"No princípio, o mundo não possuía nem noite e nem animais. As pessoas, porém estavam cansadas de tanta luz, pois mal podiam repousar. Sabiam, contudo, que a cobra grande, dona de poderes mágicos, guardava a noite muito bem guardada, cuidadosamente fechada com breu e oculto em algum lugar no fundo do rio.
A cobra grande jamais revelara a ninguém o segredo do coco com exceção de sua filha. E esta, embora não pretendesse transmiti-lo a quem quer que fosse, cedeu ante o sofrimento do marido. Ficou com pena vendo-o dormir tão mal, andar sempre cansado, enquanto ela estava livre disso. E a filha da cobra grande revelou ao marido como era possível obter a noite. De posse do segredo, ele mandou que os seus três escravos procurassem a cobra grande e lhe pedissem a noite em nome da filha, conforme a moça aconselhara.
Ao chegarem ao local onde a cobra grande vivia, ela mergulhou no rio e voltou com o coco onde a noite estava guardada. Pediu-lhes que de nenhum modo abrissem o coco, porque somente a sua filha possuía, além dela, o poder de controlar a noite.
De nada adiantou a advertência da cobra grande. Quando estavam no meio do caminho começaram a perceber certos ruídos estranhos que saíam do coco e que eles não conheciam. Eram vozes dos habitantes da noite, que haviam acordado com o movimento: sapos, grilos e outros bichos. Os três índios não resistiram. Desceram da canoa e acenderam uma pequena fogueira para derreter o breu. De repente a noite nasceu. Tudo ficou tão escuro que os três não sabiam para onde ir. Os bichos que estavam dentro do coco saíram imediatamente, enchendo o ar com suas vozes.

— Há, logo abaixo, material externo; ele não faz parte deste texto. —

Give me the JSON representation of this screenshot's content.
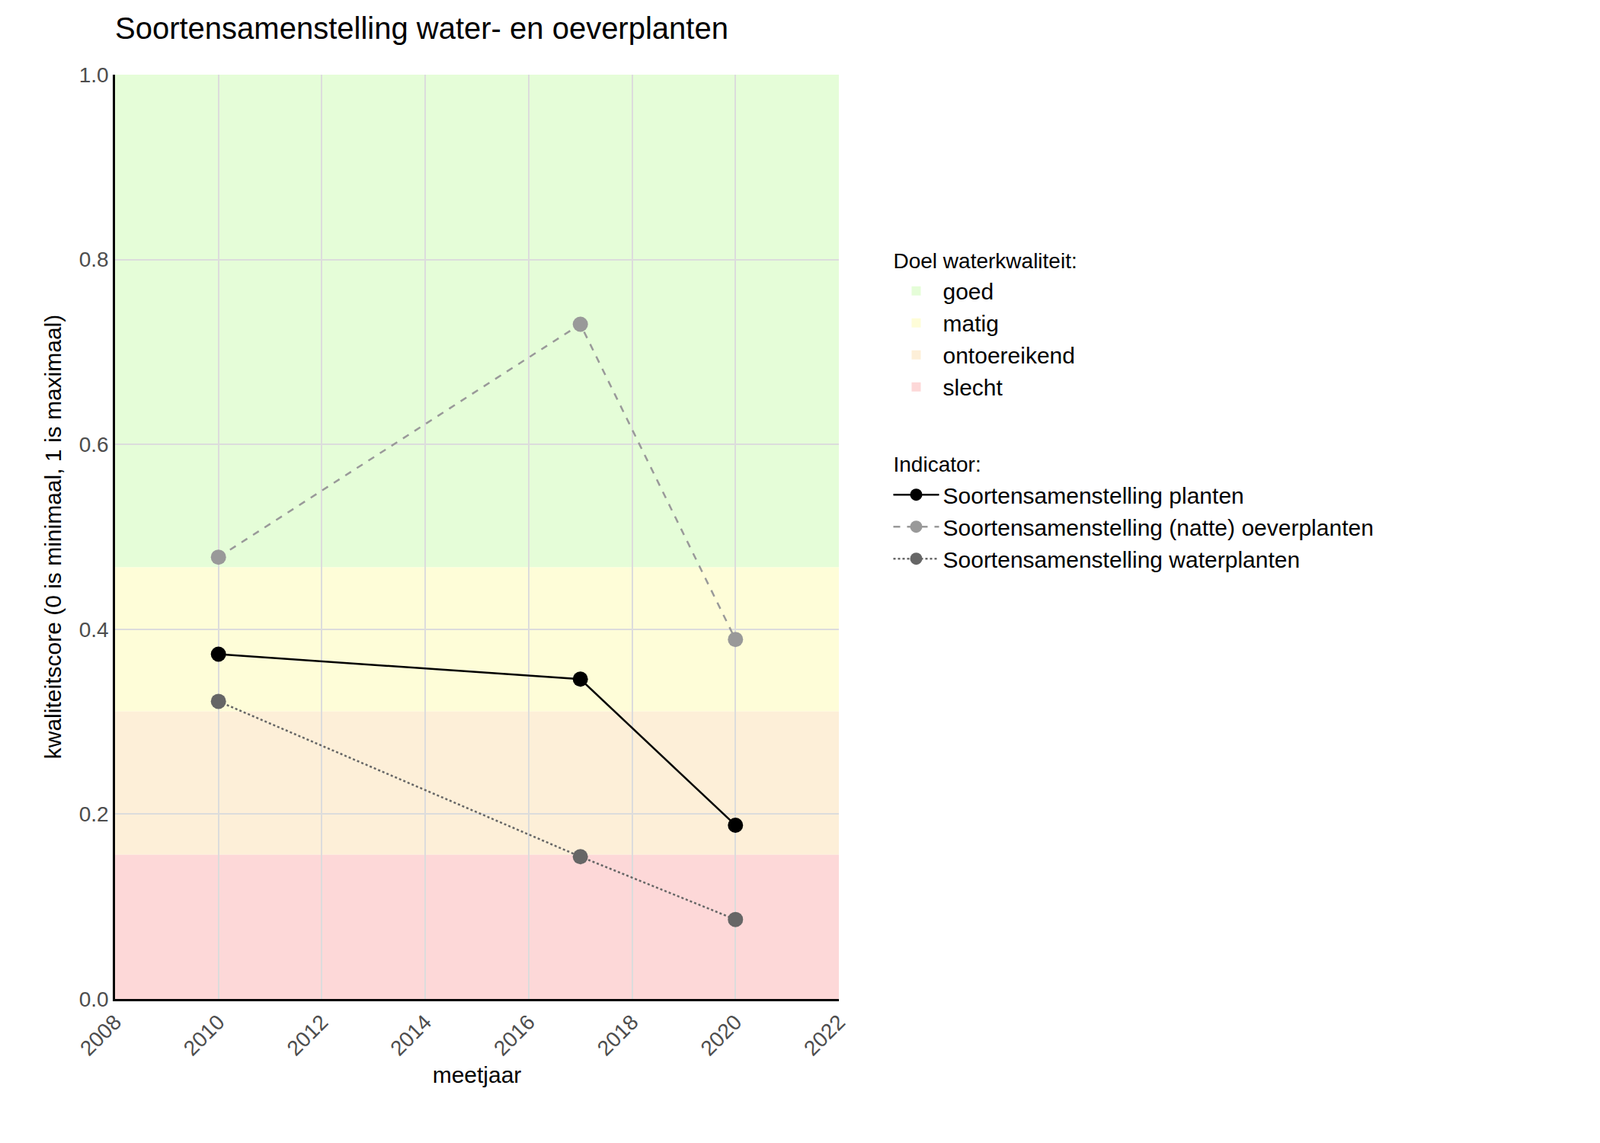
{
  "chart_data": {
    "type": "line",
    "title": "Soortensamenstelling water- en oeverplanten",
    "x_label": "meetjaar",
    "y_label": "kwaliteitscore (0 is minimaal, 1 is maximaal)",
    "xlim": [
      2008,
      2022
    ],
    "xticks": [
      2008,
      2010,
      2012,
      2014,
      2016,
      2018,
      2020,
      2022
    ],
    "ylim": [
      0,
      1
    ],
    "yticks": [
      {
        "value": 0,
        "label": "0.0"
      },
      0.2,
      0.4,
      0.6,
      0.8,
      {
        "value": 1,
        "label": "1.0"
      }
    ],
    "grid": true,
    "legend": "right",
    "bands_title": "Doel waterkwaliteit:",
    "bands": [
      {
        "name": "goed",
        "color": "#e5fdd8",
        "from": 0.467,
        "to": 1.0
      },
      {
        "name": "matig",
        "color": "#fefdd8",
        "from": 0.311,
        "to": 0.467
      },
      {
        "name": "ontoereikend",
        "color": "#fdefd8",
        "from": 0.156,
        "to": 0.311
      },
      {
        "name": "slecht",
        "color": "#fdd8d8",
        "from": 0.0,
        "to": 0.156
      }
    ],
    "series_title": "Indicator:",
    "x": [
      2010,
      2017,
      2020
    ],
    "series": [
      {
        "name": "Soortensamenstelling planten",
        "color": "#000000",
        "line_style": "solid",
        "marker": "circle",
        "values": [
          0.373,
          0.346,
          0.188
        ]
      },
      {
        "name": "Soortensamenstelling (natte) oeverplanten",
        "color": "#999999",
        "line_style": "dash",
        "marker": "circle",
        "values": [
          0.478,
          0.73,
          0.389
        ]
      },
      {
        "name": "Soortensamenstelling waterplanten",
        "color": "#666666",
        "line_style": "dot",
        "marker": "circle",
        "values": [
          0.322,
          0.154,
          0.086
        ]
      }
    ]
  }
}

Quando a escuridão atingiu o local onde a moça vivia, ela percebeu logo o que havia acontecido, e contou ao marido. O marido ficou apavorado: 'Como vamos viver nesta escuridão?' a moça disse-lhe que não temesse, pois era senhora de um segredo que podia separar o dia da noite. Tirou, então, um de seus próprios cabelos e, segurando uma ponta em cada mão, começou a cortar rapidamente a escuridão. Não demorou muito, surgiu uma fímbria de luz, que foi aumentando rapidamente. E então o ar se encheu das vozes dos habitantes do dia. Pássaros e insetos transformaram a floresta, deixando surpreso o índio, mais não sua mulher. 'Finalmente teremos o dia e a noite - disse ela - e você poderá também descansar'.

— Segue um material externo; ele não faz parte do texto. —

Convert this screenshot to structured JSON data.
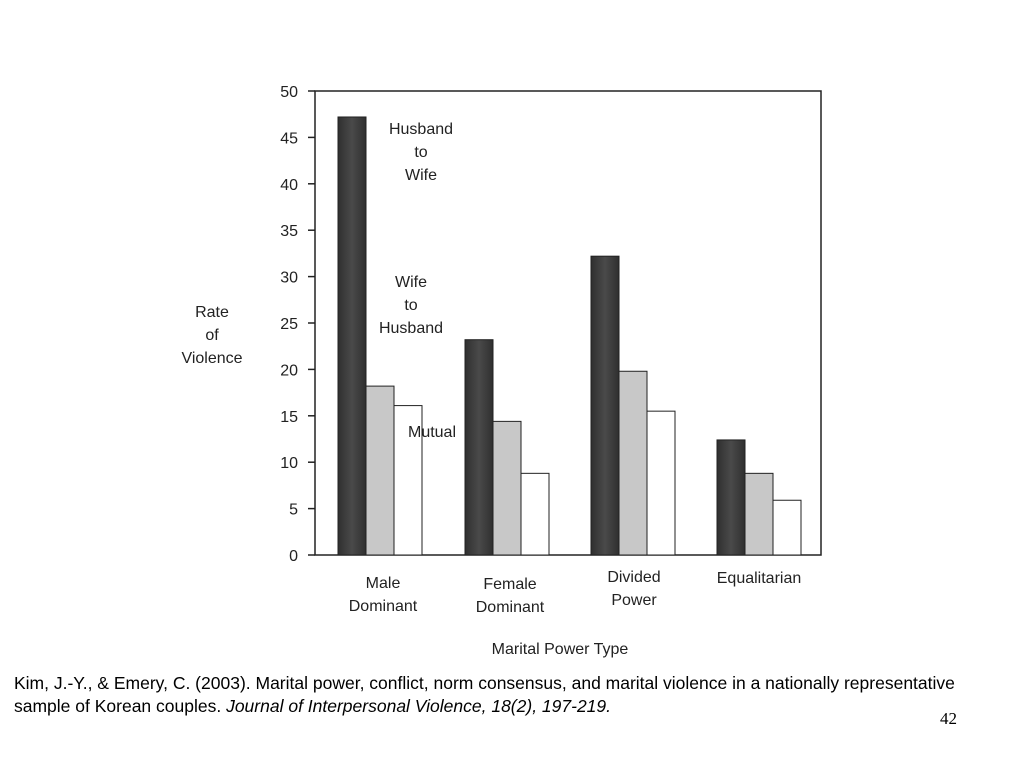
{
  "chart_data": {
    "type": "bar",
    "categories": [
      [
        "Male",
        "Dominant"
      ],
      [
        "Female",
        "Dominant"
      ],
      [
        "Divided",
        "Power"
      ],
      [
        "Equalitarian"
      ]
    ],
    "series": [
      {
        "name": "Husband to Wife",
        "values": [
          47.2,
          23.2,
          32.2,
          12.4
        ],
        "color": "#3e3e3e"
      },
      {
        "name": "Wife to Husband",
        "values": [
          18.2,
          14.4,
          19.8,
          8.8
        ],
        "color": "#c8c8c8"
      },
      {
        "name": "Mutual",
        "values": [
          16.1,
          8.8,
          15.5,
          5.9
        ],
        "color": "#ffffff"
      }
    ],
    "series_annotations": [
      [
        "Husband",
        "to",
        "Wife"
      ],
      [
        "Wife",
        "to",
        "Husband"
      ],
      [
        "Mutual"
      ]
    ],
    "ylabel": [
      "Rate",
      "of",
      "Violence"
    ],
    "xlabel": "Marital Power Type",
    "ylim": [
      0,
      50
    ],
    "yticks": [
      0,
      5,
      10,
      15,
      20,
      25,
      30,
      35,
      40,
      45,
      50
    ],
    "grid": false,
    "legend": "none"
  },
  "citation": {
    "text": "Kim, J.-Y., & Emery, C. (2003). Marital power, conflict, norm consensus, and marital violence in a nationally representative sample of Korean couples. ",
    "journal": "Journal of Interpersonal Violence, 18(2), 197-219."
  },
  "page_number": "42"
}
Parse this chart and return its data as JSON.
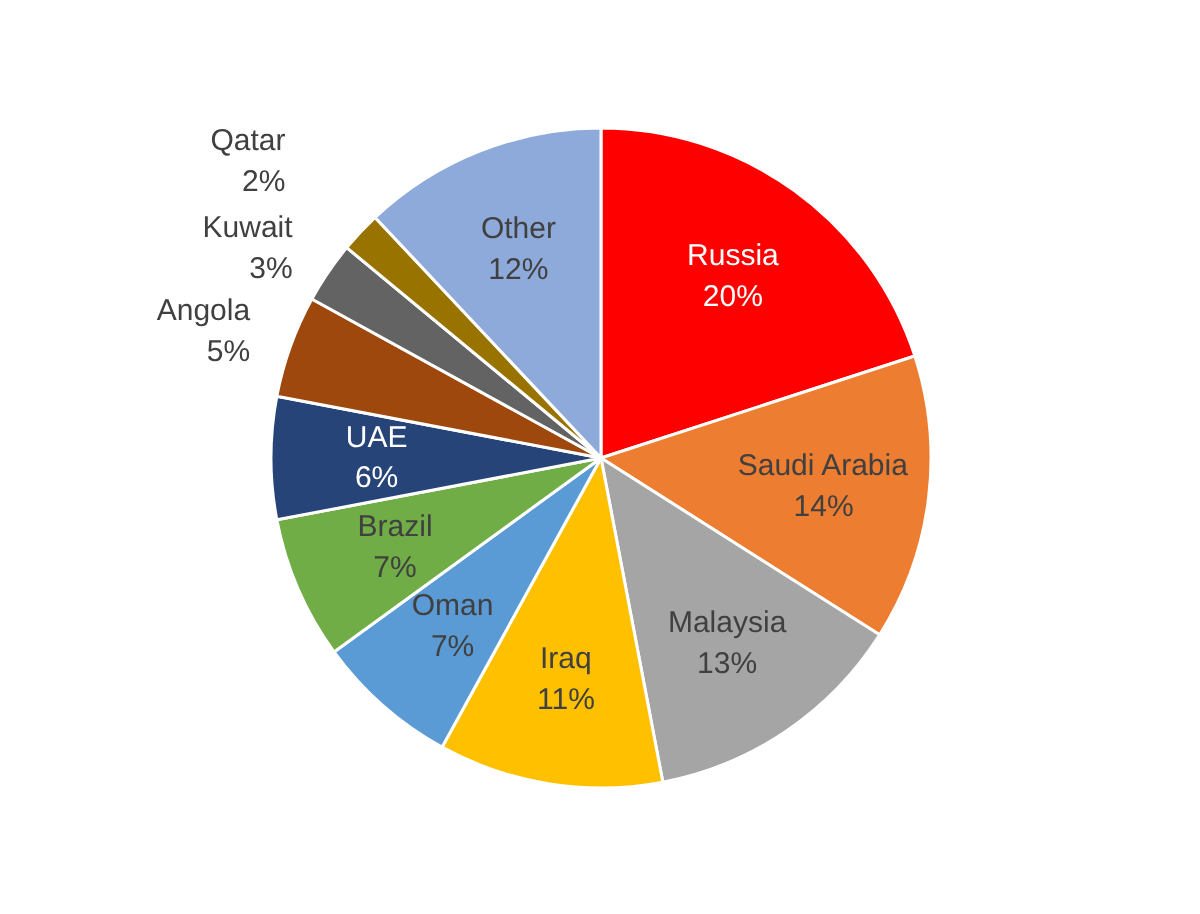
{
  "chart_data": {
    "type": "pie",
    "categories": [
      "Russia",
      "Saudi Arabia",
      "Malaysia",
      "Iraq",
      "Oman",
      "Brazil",
      "UAE",
      "Angola",
      "Kuwait",
      "Qatar",
      "Other"
    ],
    "values": [
      20,
      14,
      13,
      11,
      7,
      7,
      6,
      5,
      3,
      2,
      12
    ],
    "value_labels": [
      "20%",
      "14%",
      "13%",
      "11%",
      "7%",
      "7%",
      "6%",
      "5%",
      "3%",
      "2%",
      "12%"
    ],
    "colors": [
      "#ff0000",
      "#ed7d31",
      "#a5a5a5",
      "#ffc000",
      "#5b9bd5",
      "#70ad47",
      "#264478",
      "#9e480e",
      "#636363",
      "#997300",
      "#8eaadb"
    ]
  }
}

Algumas horas depois, chegaram os três escravos, bastante machucados dos trancos que haviam dado na floresta por causa da escuridão. Procuraram justificar o que tinham feito. A mulher do índio, porém, não concordou: Vocês vão se transformar nuns bichinhos muito curiosos que devem ter visto enquanto caminhavam para cá. Vou transformá-los em macacos. Enquanto não aprenderem a controlar sua curiosidade, terão que colher cocos o dia inteiro. E dêem-se por felizes por poderem descansar durante a noite.'"
(Gonçalves Ribeiro)
EXPLICANDO:
De um lado o dia, de outro a noite.
É com isso que inicio a construção do meu panorama.
Adiante junto o fictício à realidade, o mito à verdade, a idéia ao concreto, enfim, a história à Casa do Baile. Transformo, então, a marquise na Cobra Grande, e a Casa do Baile no coquinho onde a noite se esconde. E é através dos escritos que procuro deixar clara essas idéias. À esquerda o escrito ganha caráter de descrição e esclarecimento, enquanto à direita o escrito dá vida à noite que acaba de escapar.
Deixo, portanto, à vontade de cada um entender, como desejar, a ligação entre a Casa do Baile e o mito indígena.